Operating profit rose by 3.6%. Total assets rose 2.8% to $1.8bn (KWD570m). URC announced that the company’s net profit for the six-month period was $9.9m (KWD3m) with earnings per share of 2.8 fils, compared to a net profit of $12.09m (KWD3.6m) in the same period last year. The change was attributed to a slight drop in non-operational profits.
Despite challenging market conditions, URC’s performance for the period was in line with its targets, the company said. Ahmad Kasem, acting chief executive officer of URC, said: “In the first half of 2016 we have completed the masterplans for a number of new projects in Egypt and Morocco. These projects will spur the company’s overall growth and profitability for the future, and help to achieve our long-term business and strategic goals.”
Kasem stated that there were a number of opportunities emerging across the GCC from the current market conditions and the company has been positioning itself to take advantage of them.

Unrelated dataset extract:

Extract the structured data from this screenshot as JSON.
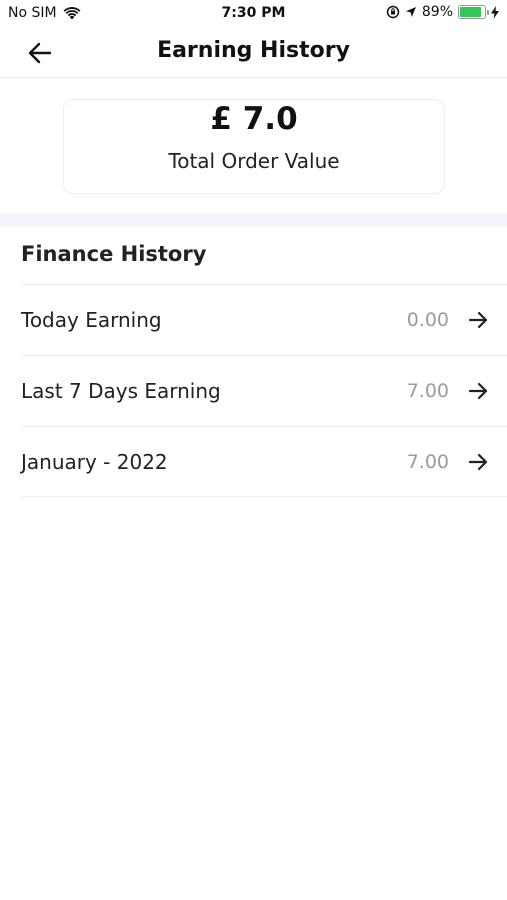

“We have focused on implementing greater efficiency in our operations and aligned our project budgets to strategic long-term sustainability across different market conditions.
“URC’s diverse portfolio across retail, commercial, leisure, integrated mixed-use resorts and residential developments and services has positioned the company to achieve balanced growth in the GCC and Mena (Middle East and North Africa) region, in addition to strengthening its assets in Kuwait.